Under Leader Sen. Mitch McConnell, Republicans’ Obstruction of Presidential Nominees Has Been Unprecedented

Think Progress:

After five years of filibusters, obstruction, lengthy waits for confirmation and arguments over whether the party that failed to win either the White House or the Senate nonetheless has the power to hold top government jobs open for as long as Barack Obama is president, Senate Democrats finally decided that enough is enough. On Thursday, nearly every member of the Democratic caucus invoked a procedural maneuver that will allow the Senate to confirm several blocked nominees by a majority vote. The era of minority rule is over, at least where it comes to almost every confirmation.

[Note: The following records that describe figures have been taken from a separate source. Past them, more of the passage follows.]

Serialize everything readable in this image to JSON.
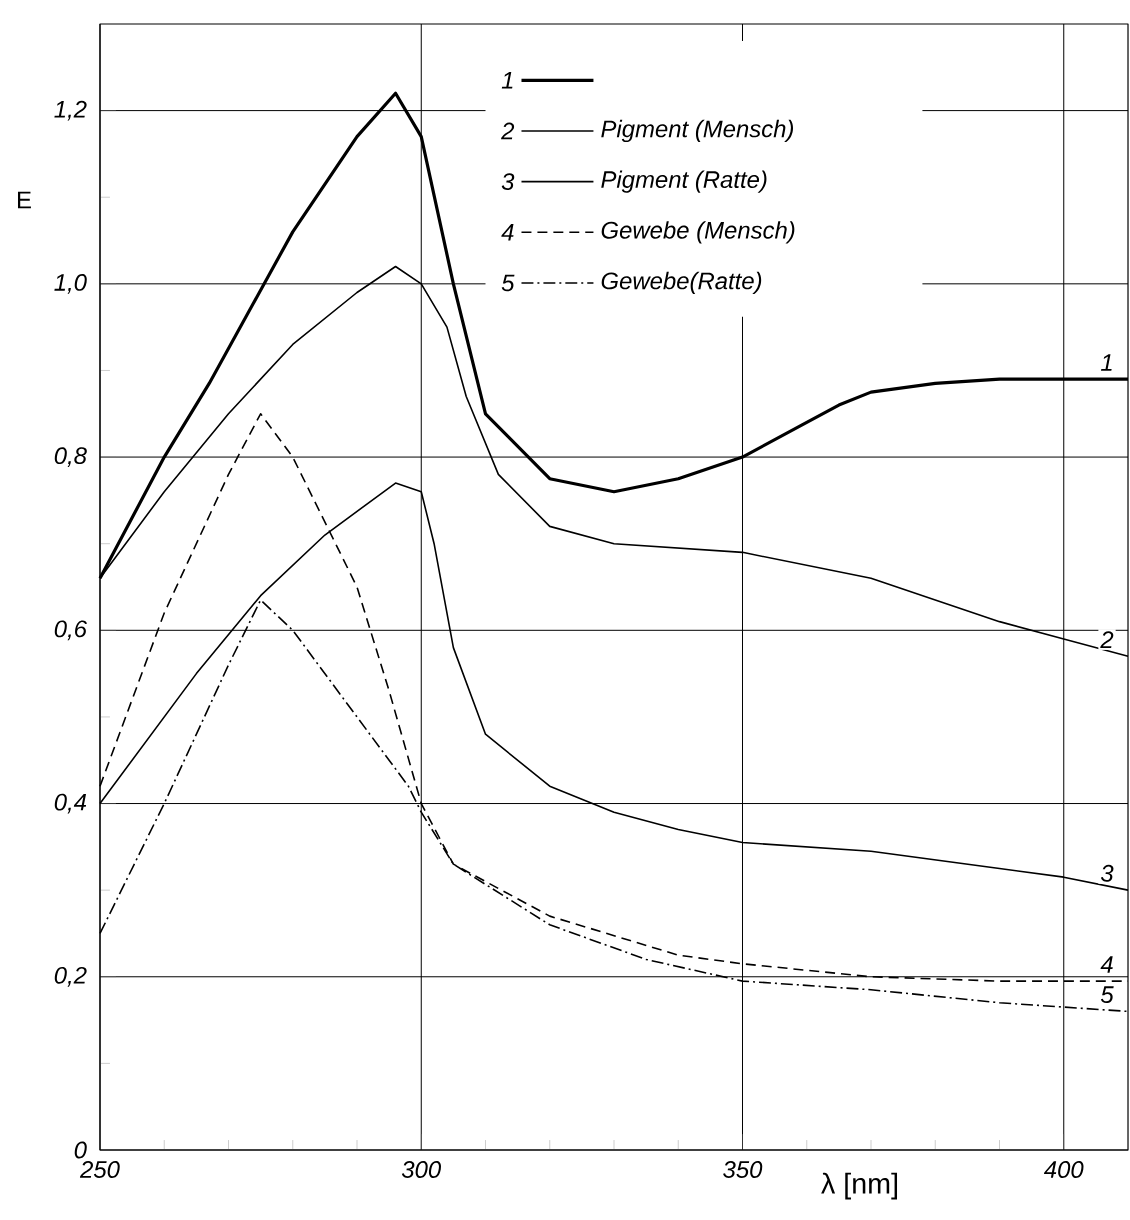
{
  "chart_data": {
    "type": "line",
    "xlabel": "λ [nm]",
    "ylabel": "E",
    "xlim": [
      250,
      410
    ],
    "ylim": [
      0,
      1.3
    ],
    "xticks": [
      250,
      300,
      350,
      400
    ],
    "yticks": [
      0,
      {
        "value": 0.2,
        "label": "0,2"
      },
      {
        "value": 0.4,
        "label": "0,4"
      },
      {
        "value": 0.6,
        "label": "0,6"
      },
      {
        "value": 0.8,
        "label": "0,8"
      },
      {
        "value": 1.0,
        "label": "1,0"
      },
      {
        "value": 1.2,
        "label": "1,2"
      }
    ],
    "grid": true,
    "legend": "top",
    "marker": "none",
    "series": [
      {
        "color": "#000000",
        "line_style": "solid",
        "x": [
          250,
          260,
          267,
          280,
          290,
          296,
          300,
          305,
          310,
          320,
          330,
          340,
          350,
          360,
          365,
          370,
          380,
          390,
          410
        ],
        "values": [
          0.66,
          0.8,
          0.885,
          1.06,
          1.17,
          1.22,
          1.17,
          1.0,
          0.85,
          0.775,
          0.76,
          0.775,
          0.8,
          0.84,
          0.86,
          0.875,
          0.885,
          0.89,
          0.89
        ]
      },
      {
        "name": "Pigment (Mensch)",
        "color": "#000000",
        "line_style": "solid",
        "x": [
          250,
          260,
          270,
          280,
          290,
          296,
          300,
          304,
          307,
          312,
          320,
          330,
          350,
          370,
          390,
          400,
          410
        ],
        "values": [
          0.66,
          0.76,
          0.85,
          0.93,
          0.99,
          1.02,
          1.0,
          0.95,
          0.87,
          0.78,
          0.72,
          0.7,
          0.69,
          0.66,
          0.61,
          0.59,
          0.57
        ]
      },
      {
        "name": "Pigment (Ratte)",
        "color": "#000000",
        "line_style": "solid",
        "x": [
          250,
          265,
          275,
          285,
          296,
          300,
          302,
          305,
          310,
          320,
          330,
          340,
          350,
          370,
          390,
          400,
          410
        ],
        "values": [
          0.4,
          0.55,
          0.64,
          0.71,
          0.77,
          0.76,
          0.7,
          0.58,
          0.48,
          0.42,
          0.39,
          0.37,
          0.355,
          0.345,
          0.325,
          0.315,
          0.3
        ]
      },
      {
        "name": "Gewebe (Mensch)",
        "color": "#000000",
        "line_style": "dashed",
        "x": [
          250,
          260,
          270,
          275,
          280,
          290,
          295,
          300,
          305,
          320,
          340,
          350,
          370,
          390,
          410
        ],
        "values": [
          0.42,
          0.62,
          0.78,
          0.85,
          0.8,
          0.65,
          0.53,
          0.4,
          0.33,
          0.27,
          0.225,
          0.215,
          0.2,
          0.195,
          0.195
        ]
      },
      {
        "name": "Gewebe(Ratte)",
        "color": "#000000",
        "line_style": "dashdot",
        "x": [
          250,
          260,
          270,
          275,
          280,
          290,
          298,
          300,
          305,
          320,
          335,
          350,
          370,
          390,
          410
        ],
        "values": [
          0.25,
          0.4,
          0.56,
          0.635,
          0.6,
          0.5,
          0.42,
          0.39,
          0.33,
          0.26,
          0.22,
          0.195,
          0.185,
          0.17,
          0.16
        ]
      }
    ],
    "annotations": [
      "1",
      "2",
      "3",
      "4",
      "5",
      "1",
      "2",
      "3",
      "4",
      "5"
    ]
  }
}
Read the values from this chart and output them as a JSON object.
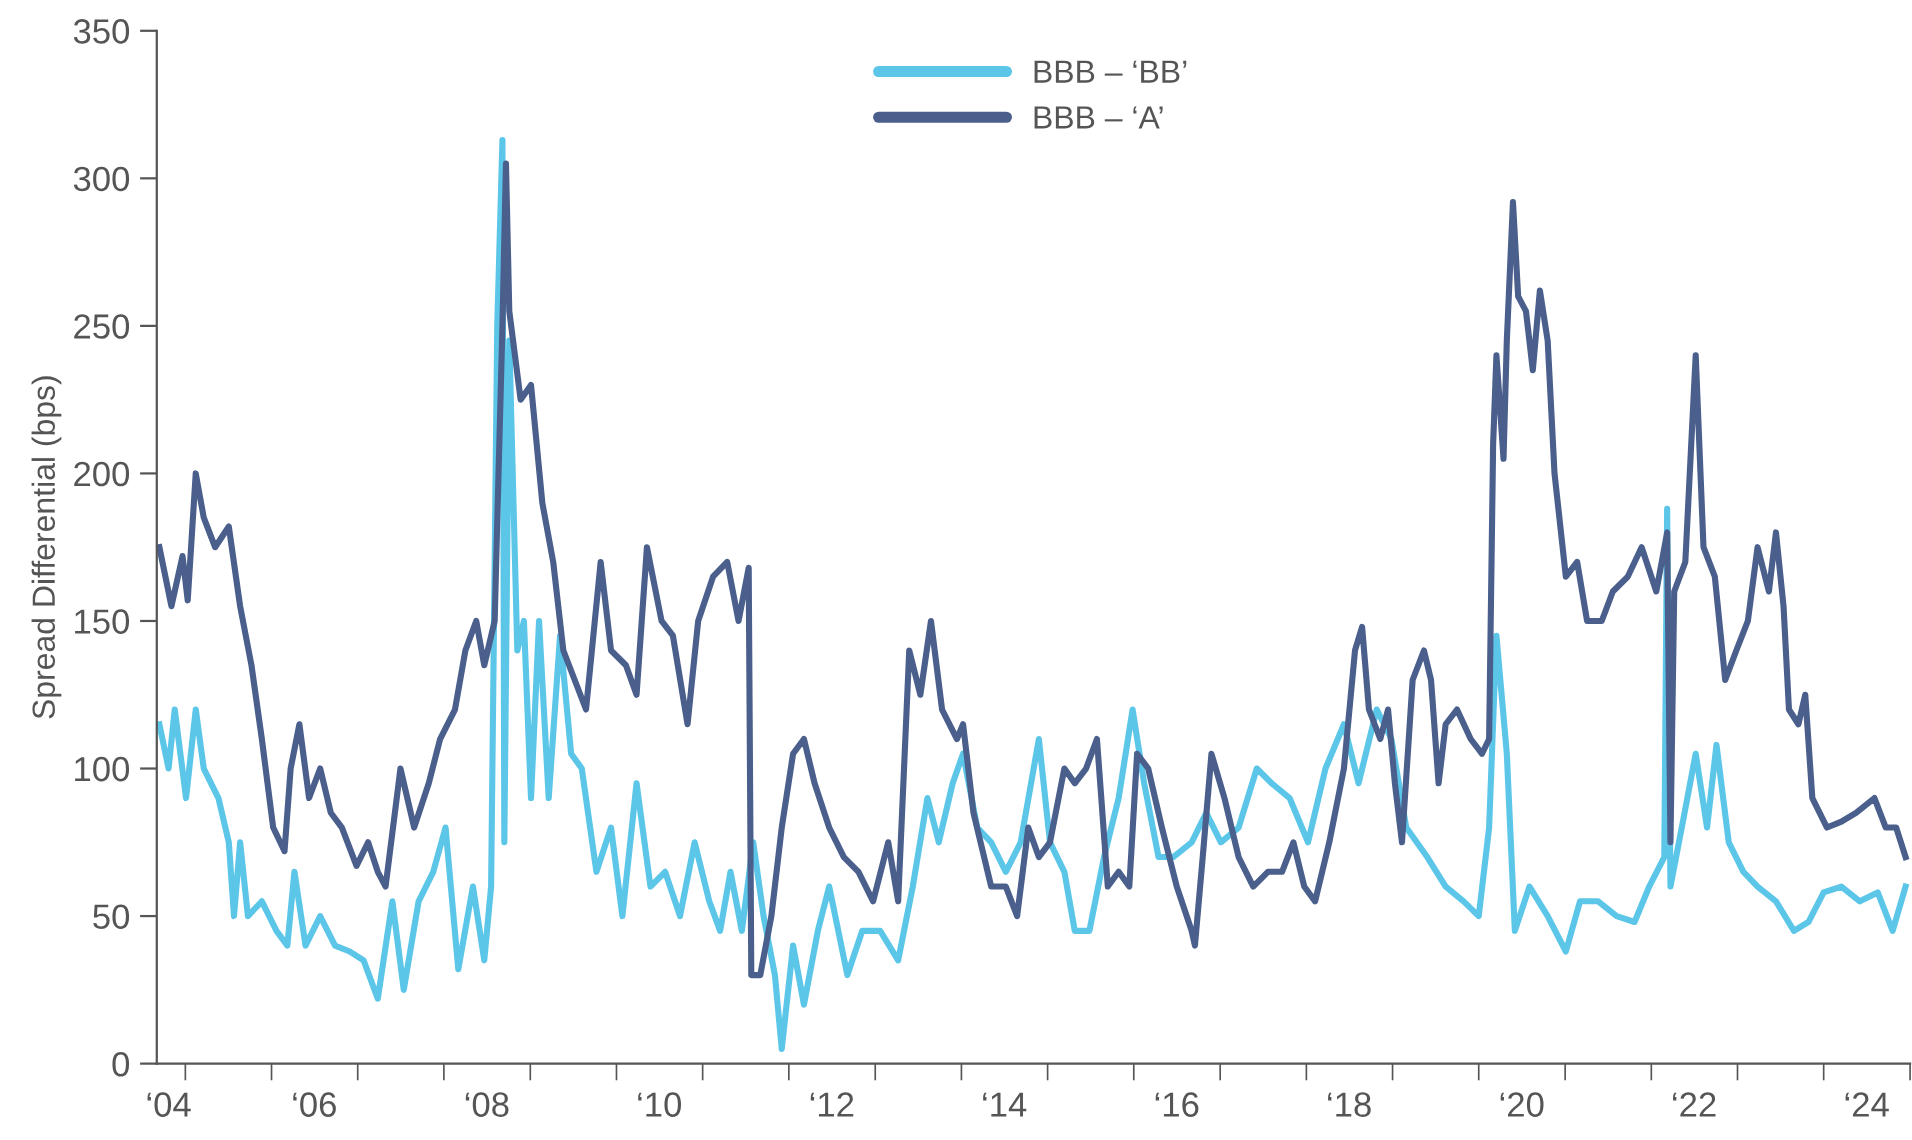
{
  "chart_data": {
    "type": "line",
    "ylabel": "Spread Differential (bps)",
    "xlim": [
      "2004-09-02",
      "2025-01-01"
    ],
    "ylim": [
      0,
      350
    ],
    "yticks": [
      0,
      50,
      100,
      150,
      200,
      250,
      300,
      350
    ],
    "xticks": [
      {
        "value": "2004-10-22",
        "label": "‘04"
      },
      {
        "value": "2006-07-01",
        "label": "‘06"
      },
      {
        "value": "2008-07-01",
        "label": "‘08"
      },
      {
        "value": "2010-07-01",
        "label": "‘10"
      },
      {
        "value": "2012-07-01",
        "label": "‘12"
      },
      {
        "value": "2014-07-01",
        "label": "‘14"
      },
      {
        "value": "2016-07-01",
        "label": "‘16"
      },
      {
        "value": "2018-07-01",
        "label": "‘18"
      },
      {
        "value": "2020-07-01",
        "label": "‘20"
      },
      {
        "value": "2022-07-01",
        "label": "‘22"
      },
      {
        "value": "2024-07-01",
        "label": "‘24"
      },
      {
        "value": "2005-01-01",
        "label": null
      },
      {
        "value": "2006-01-01",
        "label": null
      },
      {
        "value": "2007-01-01",
        "label": null
      },
      {
        "value": "2008-01-01",
        "label": null
      },
      {
        "value": "2009-01-01",
        "label": null
      },
      {
        "value": "2010-01-01",
        "label": null
      },
      {
        "value": "2011-01-01",
        "label": null
      },
      {
        "value": "2012-01-01",
        "label": null
      },
      {
        "value": "2013-01-01",
        "label": null
      },
      {
        "value": "2014-01-01",
        "label": null
      },
      {
        "value": "2015-01-01",
        "label": null
      },
      {
        "value": "2016-01-01",
        "label": null
      },
      {
        "value": "2017-01-01",
        "label": null
      },
      {
        "value": "2018-01-01",
        "label": null
      },
      {
        "value": "2019-01-01",
        "label": null
      },
      {
        "value": "2020-01-01",
        "label": null
      },
      {
        "value": "2021-01-01",
        "label": null
      },
      {
        "value": "2022-01-01",
        "label": null
      },
      {
        "value": "2023-01-01",
        "label": null
      },
      {
        "value": "2024-01-01",
        "label": null
      },
      {
        "value": "2025-01-01",
        "label": null
      }
    ],
    "grid": false,
    "legend": "top",
    "line_style": "solid",
    "marker": "none",
    "series": [
      {
        "name": "BBB – ‘BB’",
        "color": "#5cc6e9",
        "x": [
          "2004-09-13",
          "2004-10-22",
          "2004-11-17",
          "2005-01-04",
          "2005-02-14",
          "2005-03-20",
          "2005-05-21",
          "2005-07-04",
          "2005-07-26",
          "2005-08-21",
          "2005-09-23",
          "2005-11-21",
          "2006-01-22",
          "2006-03-09",
          "2006-04-08",
          "2006-05-25",
          "2006-07-26",
          "2006-09-27",
          "2006-11-28",
          "2007-01-26",
          "2007-03-27",
          "2007-05-28",
          "2007-07-15",
          "2007-09-16",
          "2007-11-17",
          "2008-01-08",
          "2008-03-02",
          "2008-05-03",
          "2008-06-20",
          "2008-07-19",
          "2008-08-14",
          "2008-09-05",
          "2008-09-13",
          "2008-10-04",
          "2008-11-07",
          "2008-12-05",
          "2009-01-04",
          "2009-02-07",
          "2009-03-20",
          "2009-05-07",
          "2009-06-23",
          "2009-08-07",
          "2009-10-08",
          "2009-12-09",
          "2010-01-26",
          "2010-03-27",
          "2010-05-25",
          "2010-07-26",
          "2010-09-27",
          "2010-11-28",
          "2011-01-29",
          "2011-03-16",
          "2011-04-29",
          "2011-06-16",
          "2011-08-03",
          "2011-09-16",
          "2011-11-03",
          "2011-12-02",
          "2012-01-19",
          "2012-03-05",
          "2012-05-03",
          "2012-06-20",
          "2012-09-05",
          "2012-11-07",
          "2013-01-22",
          "2013-04-08",
          "2013-06-09",
          "2013-08-10",
          "2013-09-27",
          "2013-11-25",
          "2014-01-08",
          "2014-03-09",
          "2014-05-07",
          "2014-07-08",
          "2014-09-09",
          "2014-11-25",
          "2015-01-11",
          "2015-03-13",
          "2015-04-26",
          "2015-06-27",
          "2015-08-28",
          "2015-10-29",
          "2015-12-27",
          "2016-02-14",
          "2016-04-15",
          "2016-06-16",
          "2016-09-02",
          "2016-11-03",
          "2017-01-04",
          "2017-03-20",
          "2017-06-05",
          "2017-08-07",
          "2017-10-22",
          "2018-01-08",
          "2018-03-23",
          "2018-06-09",
          "2018-08-10",
          "2018-10-26",
          "2018-12-27",
          "2019-02-28",
          "2019-05-28",
          "2019-08-14",
          "2019-10-29",
          "2020-01-01",
          "2020-02-14",
          "2020-03-16",
          "2020-04-29",
          "2020-06-02",
          "2020-08-03",
          "2020-10-19",
          "2021-01-04",
          "2021-03-05",
          "2021-05-21",
          "2021-08-07",
          "2021-10-22",
          "2021-12-23",
          "2022-02-25",
          "2022-03-09",
          "2022-03-23",
          "2022-05-10",
          "2022-07-08",
          "2022-08-25",
          "2022-10-04",
          "2022-11-25",
          "2023-01-26",
          "2023-03-27",
          "2023-06-13",
          "2023-08-28",
          "2023-10-29",
          "2024-01-01",
          "2024-03-16",
          "2024-06-02",
          "2024-08-17",
          "2024-10-19",
          "2024-12-13"
        ],
        "values": [
          115,
          100,
          120,
          90,
          120,
          100,
          90,
          75,
          50,
          75,
          50,
          55,
          45,
          40,
          65,
          40,
          50,
          40,
          38,
          35,
          22,
          55,
          25,
          55,
          65,
          80,
          32,
          60,
          35,
          60,
          250,
          313,
          75,
          245,
          140,
          150,
          90,
          150,
          90,
          145,
          105,
          100,
          65,
          80,
          50,
          95,
          60,
          65,
          50,
          75,
          55,
          45,
          65,
          45,
          75,
          50,
          30,
          5,
          40,
          20,
          45,
          60,
          30,
          45,
          45,
          35,
          60,
          90,
          75,
          95,
          105,
          80,
          75,
          65,
          75,
          110,
          75,
          65,
          45,
          45,
          70,
          90,
          120,
          95,
          70,
          70,
          75,
          85,
          75,
          80,
          100,
          95,
          90,
          75,
          100,
          115,
          95,
          120,
          110,
          80,
          70,
          60,
          55,
          50,
          80,
          145,
          105,
          45,
          60,
          50,
          38,
          55,
          55,
          50,
          48,
          60,
          70,
          188,
          60,
          80,
          105,
          80,
          108,
          75,
          65,
          60,
          55,
          45,
          48,
          58,
          60,
          55,
          58,
          45,
          60
        ]
      },
      {
        "name": "BBB – ‘A’",
        "color": "#4a5f8c",
        "x": [
          "2004-09-13",
          "2004-11-03",
          "2004-12-20",
          "2005-01-11",
          "2005-02-14",
          "2005-03-20",
          "2005-05-07",
          "2005-07-04",
          "2005-08-21",
          "2005-10-08",
          "2005-11-21",
          "2006-01-08",
          "2006-02-25",
          "2006-03-23",
          "2006-04-29",
          "2006-06-09",
          "2006-07-26",
          "2006-09-09",
          "2006-10-26",
          "2006-12-27",
          "2007-02-14",
          "2007-03-27",
          "2007-04-29",
          "2007-07-01",
          "2007-08-28",
          "2007-10-29",
          "2007-12-16",
          "2008-02-17",
          "2008-04-01",
          "2008-05-17",
          "2008-06-20",
          "2008-08-03",
          "2008-09-05",
          "2008-09-20",
          "2008-10-04",
          "2008-11-21",
          "2009-01-04",
          "2009-02-21",
          "2009-04-08",
          "2009-05-21",
          "2009-07-08",
          "2009-08-25",
          "2009-10-26",
          "2009-12-09",
          "2010-02-10",
          "2010-03-27",
          "2010-05-10",
          "2010-07-11",
          "2010-08-28",
          "2010-10-29",
          "2010-12-13",
          "2011-02-14",
          "2011-04-15",
          "2011-06-02",
          "2011-07-15",
          "2011-07-26",
          "2011-09-02",
          "2011-10-19",
          "2011-12-02",
          "2012-01-19",
          "2012-03-05",
          "2012-04-19",
          "2012-06-20",
          "2012-08-21",
          "2012-10-22",
          "2012-12-23",
          "2013-02-25",
          "2013-04-08",
          "2013-05-25",
          "2013-07-11",
          "2013-08-25",
          "2013-10-11",
          "2013-12-13",
          "2014-01-08",
          "2014-02-21",
          "2014-05-07",
          "2014-07-08",
          "2014-08-25",
          "2014-10-11",
          "2014-11-25",
          "2015-01-11",
          "2015-03-13",
          "2015-04-26",
          "2015-06-13",
          "2015-07-29",
          "2015-09-13",
          "2015-10-29",
          "2015-12-13",
          "2016-01-15",
          "2016-03-02",
          "2016-04-29",
          "2016-07-01",
          "2016-09-02",
          "2016-09-16",
          "2016-10-19",
          "2016-11-25",
          "2017-01-19",
          "2017-03-20",
          "2017-05-21",
          "2017-07-22",
          "2017-09-20",
          "2017-11-07",
          "2017-12-23",
          "2018-02-07",
          "2018-04-08",
          "2018-06-09",
          "2018-07-26",
          "2018-08-25",
          "2018-09-23",
          "2018-11-10",
          "2018-12-13",
          "2019-01-11",
          "2019-02-10",
          "2019-03-27",
          "2019-05-14",
          "2019-06-13",
          "2019-07-15",
          "2019-08-14",
          "2019-10-01",
          "2019-11-28",
          "2020-01-15",
          "2020-02-14",
          "2020-03-02",
          "2020-03-16",
          "2020-04-15",
          "2020-04-29",
          "2020-05-25",
          "2020-06-16",
          "2020-07-19",
          "2020-08-17",
          "2020-09-16",
          "2020-10-19",
          "2020-11-17",
          "2021-01-04",
          "2021-02-21",
          "2021-04-04",
          "2021-06-05",
          "2021-07-22",
          "2021-09-23",
          "2021-11-21",
          "2022-01-22",
          "2022-03-09",
          "2022-03-23",
          "2022-04-08",
          "2022-05-25",
          "2022-07-08",
          "2022-08-10",
          "2022-09-27",
          "2022-11-10",
          "2022-12-27",
          "2023-02-14",
          "2023-03-27",
          "2023-05-14",
          "2023-06-13",
          "2023-07-15",
          "2023-08-07",
          "2023-09-16",
          "2023-10-15",
          "2023-11-14",
          "2024-01-15",
          "2024-03-16",
          "2024-05-17",
          "2024-08-03",
          "2024-09-20",
          "2024-11-03",
          "2024-12-13"
        ],
        "values": [
          175,
          155,
          172,
          157,
          200,
          185,
          175,
          182,
          155,
          135,
          110,
          80,
          72,
          100,
          115,
          90,
          100,
          85,
          80,
          67,
          75,
          65,
          60,
          100,
          80,
          95,
          110,
          120,
          140,
          150,
          135,
          150,
          250,
          305,
          255,
          225,
          230,
          190,
          170,
          140,
          130,
          120,
          170,
          140,
          135,
          125,
          175,
          150,
          145,
          115,
          150,
          165,
          170,
          150,
          168,
          30,
          30,
          50,
          80,
          105,
          110,
          95,
          80,
          70,
          65,
          55,
          75,
          55,
          140,
          125,
          150,
          120,
          110,
          115,
          85,
          60,
          60,
          50,
          80,
          70,
          75,
          100,
          95,
          100,
          110,
          60,
          65,
          60,
          105,
          100,
          80,
          60,
          45,
          40,
          70,
          105,
          90,
          70,
          60,
          65,
          65,
          75,
          60,
          55,
          75,
          100,
          140,
          148,
          120,
          110,
          120,
          95,
          75,
          130,
          140,
          130,
          95,
          115,
          120,
          110,
          105,
          110,
          210,
          240,
          205,
          245,
          292,
          260,
          255,
          235,
          262,
          245,
          200,
          165,
          170,
          150,
          150,
          160,
          165,
          175,
          160,
          180,
          75,
          160,
          170,
          240,
          175,
          165,
          130,
          140,
          150,
          175,
          160,
          180,
          155,
          120,
          115,
          125,
          90,
          80,
          82,
          85,
          90,
          80,
          80,
          70
        ]
      }
    ]
  }
}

As the two parties try to blame each other for the circumstances that made this maneuver necessary, a lot of graphs, charts, statistics and outright fabrications are going to be thrown around by each side to prove that the other was the instigator. The truth, however, is that you only need to look at one chart to understand how we got here — this one:

Though it’s not a perfect measure, a common mechanism used to gauge the frequency of filibusters is the number of “cloture motions” filed during a particular Congress — “cloture” is the procedure used to break a filibuster. So, while filibusters certainly were not unheard of before Democrats gained their current majority and Sen. Mitch McConnell (R-KY) became the Republican leader, they spiked massively the minute McConnell assumed this position. Indeed, nearly 3 in 10 of all cloture motions filed in the history of the Senate were filed during McConnell’s tenure as Minority Leader. Any claim that the Senate’s current minority is simply following past practices is not credible. The filibuster existed before the Age of McConnell, but McConnell made them commonplace.